CURRENT SITUATION IN JAPAN: REALITY SURROUNDING ANIMAL TESTING FOR COSMETICS
Definition of “Cosmetics”
Under the Japanese law regulating securing quality, effectiveness, and safety assurance of medicines and medical devices, there are four product classifications namely “cosmetics”, “quasi-pharmaceutical products”, “medicines”, and “medical devices”. In the context of CFB’s activities, “cosmetics” includes a part of quasi-pharmaceutical products (quasi-drugs) such as cosmeceutical products, medical tooth paste, solutions for permanent wave or hair color, etc., which are considered as beauty products.

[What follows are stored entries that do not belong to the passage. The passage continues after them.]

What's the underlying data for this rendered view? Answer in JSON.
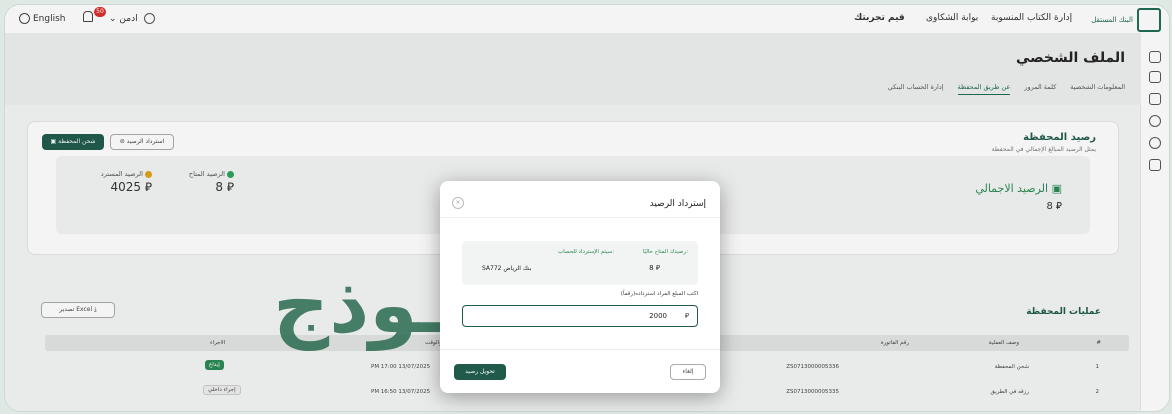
{
  "topbar": {
    "language": "English",
    "notif_count": "50",
    "user": "ادمن",
    "nav": [
      "قيم تجربتك",
      "بوابة الشكاوى",
      "إدارة الكتاب المنسوبة"
    ],
    "logo_text": "البنك المستقل"
  },
  "page": {
    "title": "الملف الشخصي",
    "tabs": [
      "المعلومات الشخصية",
      "كلمة المرور",
      "عن طريق المحفظة",
      "إدارة الحساب البنكي"
    ],
    "active_tab": "عن طريق المحفظة"
  },
  "wallet": {
    "title": "رصيد المحفظة",
    "subtitle": "يمثل الرصيد المبالغ الإجمالي في المحفظة",
    "total_label": "الرصيد الاجمالي",
    "total_value": "8",
    "available_label": "الرصيد المتاح",
    "available_value": "8",
    "reserved_label": "الرصيد المسترد",
    "reserved_value": "4025",
    "charge_button": "شحن المحفظة",
    "refund_button": "استرداد الرصيد"
  },
  "ops": {
    "title": "عمليات المحفظة",
    "export_button": "تصدير Excel",
    "columns": [
      "#",
      "وصف العملية",
      "رقم الفاتورة",
      "التاريخ والوقت",
      "الاجراء"
    ],
    "rows": [
      {
        "n": "1",
        "desc": "شحن المحفظة",
        "invoice": "ZS0713000005336",
        "date": "PM 17:00 13/07/2025",
        "action": "إيداع"
      },
      {
        "n": "2",
        "desc": "رزقه في الطريق",
        "invoice": "ZS0713000005335",
        "date": "PM 16:50 13/07/2025",
        "action": "إجراء داخلي"
      }
    ]
  },
  "modal": {
    "title": "إسترداد الرصيد",
    "available_label": "رصيدك المتاح حاليًا:",
    "available_value": "8",
    "refund_to_label": "سيتم الإسترداد للحساب:",
    "refund_to_value": "SA772 بنك الرياض",
    "input_label": "اكتب المبلغ المراد استرداده(رقماً)",
    "input_value": "2000",
    "confirm_button": "تحويل رصيد",
    "cancel_button": "إلغاء"
  },
  "watermark": "نمــــوذج",
  "colors": {
    "primary": "#1f5a4a",
    "available_dot": "#2aa35a",
    "reserved_dot": "#e0a21a",
    "badge": "#d9302c"
  }
}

When Animal Testing Required
While cosmetics companies are responsible for the safety assurance of their products, animal testing for cosmetics is not required by law. However, if ingredients of ultraviolet absorbing or scattering agents, tar colors, or preservatives need to be newly included in the positive list (request for revision of the Cosmetics Standards), safety test data is required.
For quasi-drugs, safety test data is required when new ingredients would be added.
Both cases can employ established alternative methods, but for cases without established alternative method, animal testing is inevitable. In addition, it is not prohibited to conduct animal testing for a case which can be conducted by alternative method.
Exceptions Granted by Big Brands
Well-known brands declared to discontinue animal testing grant two exceptions: 1) exports to China where animal testing is a prerequisite and 2) response to user-reported problems. A good example of the latter case is Kanebo whose skin whitening products made thousands of users suffer from leukoderma – a loss of skin pigmentation. In order to clarify the cause, they have to employ animal testing, which is also requested by the government.
Recognition of Alternative Methods
New alternative methods are validated by JaCVAM (Japanese Center for the Validation of Alternative Methods) in Japan. If a cosmetic company has to submit safety test data in response to the government’s request, it is strongly recommended to employ alternative methods with JaCVAM’s guidance document.
Alternative Guidance List
1. LLNA as an alternative to skin sensitization test
2. In vitro 3T3 NRU phototoxicity test as an alternative to phototoxicity text
3. LLNA: DA as an alternative method to skin sensitization test
4. LLNA: BrdU-ELISA as an alternative to skin sensitization test
5. Bovine Corneal Opacity and Permeability assay (BCOP) as an alternative to eye irritation test
6. Isolated Chicken Eye Test (ICE) as an alternative to eye irritation test
7. In vitro skin permeation test (In vitro percutaneous absorption test) (planned)
No Regulations for Animal Testing
In Japan, anyone can establish an animal testing facility freely without permit or registration. Penalties, official investigation systems, and reporting obligation don’t exit. Because of this, we cannot find out how many animals are used for testing.
JAPAN’S CHALLENGES TOWARD BAN ON ANIMAL TESTING FOR COSMETICS
Major cosmetic companies are strongly inclined to discontinue animal testing, awareness of consumers in this issue of this issue is low. According to the survey conducted by Lush Japan in cooperation with CFB member groups in June 2016, people who have heard of animal testing for cosmetics was 28.7% of the total respondents.
However, more than 70% of them answered that they do not want to make animal suffer once they found out that animal testing for cosmetics is conducted.
Do not want to make animals suffer for cosmetics: 70.2%
In Japan, animal testing must be banned by law: 69.6%
Due to low awareness among consumers, the government and trade organizations have little interest in the issue and are not keen to offer necessary support. Naturally, they lack budget allocated to developing alternative methods and adequate manpower. Nevertheless, in this coming November, an international conference named Asian Congress 2016 on Alternatives and Animal Use in the Life Sciences will be held in Karatsu, southern part of Japan backed by enthusiastic people who are concerned about this issue.
Whether Japanese consumers take action, collaborate with scientists and researchers to end animal testing, and influence the government are tasks ahead.
(from CFB panel exhibition at Lush Prize 2016 public event in Seoul, South Korea on 17th November 2016.)